What Next for the Occupy Movement?

Empower dissent with the ballot box

By Rich Cohen

The unprecedented Occupy Movement has given the American people a voice for their grievances and for their hopes, and in doing so have rattled the elites who are now recognizing the moral force behind the cause that is taking root in the public consciousness.

But to keep the public on our side, we must demonstrate that their concerns are our concerns and are being acted upon with wisdom, skill and urgency.

Every grievance, every issue we care about, from student debt to foreclosures, from environmental challenges to living wages, from attacking countries that did nothing to us, to providing a doctor to anyone who needs one,  will not be decided on its own in the streets we occupy, but in the buildings we don’t.

The outcomes that matter most to us are decided almost entirely in one particular building, the U.S. Capitol, which right now is ruled by corporate majorities controlled by Wall Street.
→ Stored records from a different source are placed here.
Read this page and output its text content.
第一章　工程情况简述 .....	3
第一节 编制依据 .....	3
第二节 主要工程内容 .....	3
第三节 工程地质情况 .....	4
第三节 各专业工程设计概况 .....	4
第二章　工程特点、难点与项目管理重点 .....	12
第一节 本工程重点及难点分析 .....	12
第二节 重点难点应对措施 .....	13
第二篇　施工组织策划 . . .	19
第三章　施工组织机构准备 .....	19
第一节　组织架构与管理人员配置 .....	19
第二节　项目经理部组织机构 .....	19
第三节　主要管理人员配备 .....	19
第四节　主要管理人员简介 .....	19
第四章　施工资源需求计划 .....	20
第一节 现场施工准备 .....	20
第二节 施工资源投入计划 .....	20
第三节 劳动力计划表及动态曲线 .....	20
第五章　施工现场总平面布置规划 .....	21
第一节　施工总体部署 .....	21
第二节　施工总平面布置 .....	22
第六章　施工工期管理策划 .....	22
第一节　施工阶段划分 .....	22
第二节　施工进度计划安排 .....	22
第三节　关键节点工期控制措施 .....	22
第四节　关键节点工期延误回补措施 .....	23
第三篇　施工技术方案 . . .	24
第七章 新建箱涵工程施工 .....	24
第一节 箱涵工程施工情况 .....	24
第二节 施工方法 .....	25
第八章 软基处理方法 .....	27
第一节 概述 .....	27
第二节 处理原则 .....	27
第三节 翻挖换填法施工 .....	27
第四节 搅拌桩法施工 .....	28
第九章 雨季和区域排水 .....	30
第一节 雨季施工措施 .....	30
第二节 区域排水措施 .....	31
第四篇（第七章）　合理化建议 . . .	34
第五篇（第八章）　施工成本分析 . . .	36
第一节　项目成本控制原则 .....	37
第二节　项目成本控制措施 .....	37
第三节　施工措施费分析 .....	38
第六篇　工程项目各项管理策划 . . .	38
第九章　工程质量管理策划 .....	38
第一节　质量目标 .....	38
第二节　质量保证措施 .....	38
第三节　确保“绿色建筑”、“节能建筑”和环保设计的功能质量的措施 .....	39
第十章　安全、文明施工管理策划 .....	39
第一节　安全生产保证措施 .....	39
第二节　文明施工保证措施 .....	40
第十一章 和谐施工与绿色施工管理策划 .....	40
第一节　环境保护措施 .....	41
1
If we are serious about our grievances and truly committed to making this country our own, then “We the People” must occupy the U.S. Congress, the major power center of the United States, and be there with our own majority control.

Only by winning a 218 seat majority in the House of Representatives and a 60 seat filibuster proof majority in the Senate, will we have the numbers necessary to actually shift power from Wall Street to us.

Without those numbers there is literally no way to take control of our country. We have two choices. We can either aim high, honoring ourselves by taking power, or remain on the outside looking in and endlessly reacting, constantly defending ourselves and forever appealing to corporate politicians.

Hopefully we’re learning that agitating and pleading alone will never get us more than a watered down imitation of what we need. The question is, are we reactors or deciders?

As deciders our first step is to occupy our neighborhoods with relentless face-to-face, house- by-house, street-by-street congressional district campaigns that succeed in electing members of Congress who are not beholden to Wall Street and lead to our ultimate occupation of the Congress.

We have the people to get it done, but do we have the will?

We should expect more from ourselves than just calling attention to our grievances or hoping that a Washington or local politician will throw us a bone. If what we are doing is really more than just beating up on the “bad guys,” then we must link our street dissent to the ballot box with the single-minded goal of taking majority control of the Congress.

That’s where the power is and where we need to be if getting our problems solved and reaching for our best as Americans is why we are really here.

An electoral strategy combined with ongoing visible street occupations (around foreclosed homes, student debt, etc.) that doesn’t just talk to our 99 percent, but mobilizes them, are the two essentials for reclaiming and remaking our country.

Rich Cohen is a member of Occupy Portland.